— Вероятно, поэтому я подсознательно пришла к решению почти совсем не надевать свои прекрасные драгоценности. Драгоценности приятно смотрятся на молоденькой девушке, а увешанная ими зрелая женщина становится похожа на новогоднюю елку. Вообще женщины надевают драгоценности в надежде отвлечь взгляды от того, что им хотелось бы замаскировать: темные круги или мешки под глазами, морщины, в том числе и мимические. На деле же все получается наоборот: как это ни парадоксально, драгоценности лишь подчеркивают недостатки.
— Я сыграла роль матери, будучи совсем еще молодой: в двадцать лет в фильме «Рокко и его братья»… Впрочем, я и в жизни тогда была уже матерью. Во всяком случае, я никогда не боялась постарения на экране. Так было и в «Истории» Коменчини, и в «Княжне Дейзи», снимавшейся в 1983 году во Франции, в Лондоне и в Соединенных Штатах. Что до фильма «Майриг», то там я даже позволила превратить себя в восьмидесятилетнюю старуху.
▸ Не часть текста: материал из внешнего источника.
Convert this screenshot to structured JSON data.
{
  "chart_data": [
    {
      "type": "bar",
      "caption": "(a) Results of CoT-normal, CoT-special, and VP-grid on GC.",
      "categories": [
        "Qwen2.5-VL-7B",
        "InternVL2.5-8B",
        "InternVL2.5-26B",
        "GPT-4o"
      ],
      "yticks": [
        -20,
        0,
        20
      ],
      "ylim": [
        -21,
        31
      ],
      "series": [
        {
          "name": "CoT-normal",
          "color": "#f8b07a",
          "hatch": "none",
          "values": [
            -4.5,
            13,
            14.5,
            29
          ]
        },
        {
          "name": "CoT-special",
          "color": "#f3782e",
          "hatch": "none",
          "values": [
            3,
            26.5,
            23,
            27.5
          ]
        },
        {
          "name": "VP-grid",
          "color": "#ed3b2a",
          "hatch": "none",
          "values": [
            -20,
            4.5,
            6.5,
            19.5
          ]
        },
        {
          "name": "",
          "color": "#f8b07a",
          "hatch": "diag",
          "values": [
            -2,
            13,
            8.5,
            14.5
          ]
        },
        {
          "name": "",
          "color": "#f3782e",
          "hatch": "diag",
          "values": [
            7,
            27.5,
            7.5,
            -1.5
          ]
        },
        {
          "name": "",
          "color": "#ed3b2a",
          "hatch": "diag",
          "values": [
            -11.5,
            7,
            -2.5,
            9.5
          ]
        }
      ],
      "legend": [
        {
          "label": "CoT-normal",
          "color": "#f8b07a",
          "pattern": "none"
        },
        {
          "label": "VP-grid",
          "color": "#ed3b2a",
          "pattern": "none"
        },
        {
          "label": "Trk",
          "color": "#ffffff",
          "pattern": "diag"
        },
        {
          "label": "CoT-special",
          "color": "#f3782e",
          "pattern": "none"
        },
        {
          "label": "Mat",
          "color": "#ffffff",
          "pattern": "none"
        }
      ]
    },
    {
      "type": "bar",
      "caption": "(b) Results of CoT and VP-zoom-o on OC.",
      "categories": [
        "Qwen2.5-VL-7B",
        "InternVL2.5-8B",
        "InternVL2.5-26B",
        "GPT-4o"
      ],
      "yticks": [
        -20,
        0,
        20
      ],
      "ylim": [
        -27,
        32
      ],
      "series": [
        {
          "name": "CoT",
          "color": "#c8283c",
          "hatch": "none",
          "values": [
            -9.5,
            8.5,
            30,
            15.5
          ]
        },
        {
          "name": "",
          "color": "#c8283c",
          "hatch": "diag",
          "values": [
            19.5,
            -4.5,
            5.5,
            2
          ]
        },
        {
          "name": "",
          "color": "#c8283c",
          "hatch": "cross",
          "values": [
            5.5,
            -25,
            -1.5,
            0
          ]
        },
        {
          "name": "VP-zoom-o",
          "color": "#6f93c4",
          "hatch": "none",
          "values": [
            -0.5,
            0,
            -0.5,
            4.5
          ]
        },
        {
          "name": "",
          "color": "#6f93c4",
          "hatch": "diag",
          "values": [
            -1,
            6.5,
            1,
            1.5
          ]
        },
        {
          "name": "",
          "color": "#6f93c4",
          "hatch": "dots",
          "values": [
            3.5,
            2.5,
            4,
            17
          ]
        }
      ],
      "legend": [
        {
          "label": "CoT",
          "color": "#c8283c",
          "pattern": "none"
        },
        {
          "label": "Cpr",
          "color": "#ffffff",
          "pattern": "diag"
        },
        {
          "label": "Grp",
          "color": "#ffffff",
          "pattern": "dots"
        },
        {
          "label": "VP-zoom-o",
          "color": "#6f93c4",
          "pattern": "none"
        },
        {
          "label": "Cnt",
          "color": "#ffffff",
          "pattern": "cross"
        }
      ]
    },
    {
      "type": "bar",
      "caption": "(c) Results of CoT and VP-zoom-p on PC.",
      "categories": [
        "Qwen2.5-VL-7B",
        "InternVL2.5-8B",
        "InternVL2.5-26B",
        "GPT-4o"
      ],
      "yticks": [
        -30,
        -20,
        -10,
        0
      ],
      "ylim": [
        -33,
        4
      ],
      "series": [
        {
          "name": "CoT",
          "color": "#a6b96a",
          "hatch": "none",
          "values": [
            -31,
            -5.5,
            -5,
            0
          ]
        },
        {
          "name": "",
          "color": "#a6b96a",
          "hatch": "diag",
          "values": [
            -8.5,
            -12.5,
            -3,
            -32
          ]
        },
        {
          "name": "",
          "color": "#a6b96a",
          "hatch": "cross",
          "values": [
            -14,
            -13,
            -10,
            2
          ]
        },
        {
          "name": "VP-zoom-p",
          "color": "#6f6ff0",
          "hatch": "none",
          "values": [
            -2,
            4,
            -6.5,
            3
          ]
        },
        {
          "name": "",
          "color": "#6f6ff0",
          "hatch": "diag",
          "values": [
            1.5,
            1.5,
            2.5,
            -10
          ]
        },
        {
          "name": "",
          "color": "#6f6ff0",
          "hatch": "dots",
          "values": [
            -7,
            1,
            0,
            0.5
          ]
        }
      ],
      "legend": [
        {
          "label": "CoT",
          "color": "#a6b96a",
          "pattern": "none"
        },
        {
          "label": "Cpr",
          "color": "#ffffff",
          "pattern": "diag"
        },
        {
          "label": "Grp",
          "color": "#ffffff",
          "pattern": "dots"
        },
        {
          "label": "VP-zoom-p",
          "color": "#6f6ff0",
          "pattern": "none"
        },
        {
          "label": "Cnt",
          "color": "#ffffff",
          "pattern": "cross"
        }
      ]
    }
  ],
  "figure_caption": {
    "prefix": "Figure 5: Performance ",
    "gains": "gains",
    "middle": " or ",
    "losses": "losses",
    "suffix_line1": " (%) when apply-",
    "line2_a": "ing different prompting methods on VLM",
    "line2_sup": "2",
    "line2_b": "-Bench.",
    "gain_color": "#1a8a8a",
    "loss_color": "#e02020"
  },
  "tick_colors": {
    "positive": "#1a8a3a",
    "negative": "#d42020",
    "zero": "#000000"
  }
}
— Барбара здесь, в Париже, не просто женщина. Она богиня. Потому что, если ты как актриса преодолеешь барьер сорокалетия, ты уже останешься в обойме навсегда. И независимо от того, о ком идет речь — о женщине или мужчине, они становятся «национальным достоянием». Взять хотя бы Беко, Трене, Жана Марэ, Азнавура и Джонни Холлидея. Я уж не говорю о восьмидесятилетнем Марселе Марсо… Если ты занял свое место в обществе, тебя уже не вышвырнут из него. Профессия артиста здесь имеет большее значение, чем твой преклонный возраст.
— Изменить свою жизнь, конечно же, придется. Однако мне кажется, что сама я не изменюсь и всегда буду такой, какая есть.
— Ну знаешь… Я считаю, что старость нельзя проводить в одиночестве: так ты постареешь еще сильнее и раньше. Чем старше становишься, тем больше нуждаешься в людях. Нужно жить вместе со всеми и их проблемами. Если старый человек не хочет умереть до времени, тем более — интеллектуально, он должен разделять жизнь своей эпохи, своего общества. Он должен чувствовать себя частицей своего времени.
— Да… Хотя у нас с Паскуале домик в деревне уже есть. В Нормандии, в совершенно фантастическом месте. Это даже не домик, а норка, такой он маленький — совсем кукольный. Но мы очень любим это место. Вокруг домика ручьи, рощи. Там можно встретить разгуливающих на свободе лошадей, утром тебя будит мычание коров… Да, иногда мне хотелось бы жить там. У меня даже обнаружились там способности к живописи. Я рисую, а Паскуале читает или пишет…
Ну не знаю, действительно ли проблема стареющего человека в том, где жить. Скорее следовало бы подумать — как и с кем. Рядом со мной очень жизнелюбивый мужчина, и, если мы сможем остаться вместе, время, пожалуй, пройдет так, что мы его и не заметим. По-моему, человека очень старит пассивность. Пассивность, отказ от борьбы удваивают или даже утраивают груз лет. Когда я одна, склонность к пассивности у меня проявляется довольно часто: она живет во мне…
— Да, это Африка. Которую я люблю и с которой борюсь. Ведь я из тех, кто работает, кто всегда ищет себе дело, и вместе с тем где-то внутри у меня сидит желание ничего не делать, не работать. Большую часть того, что я делаю, я делаю, чтобы побороть в себе эту врожденную пассивность.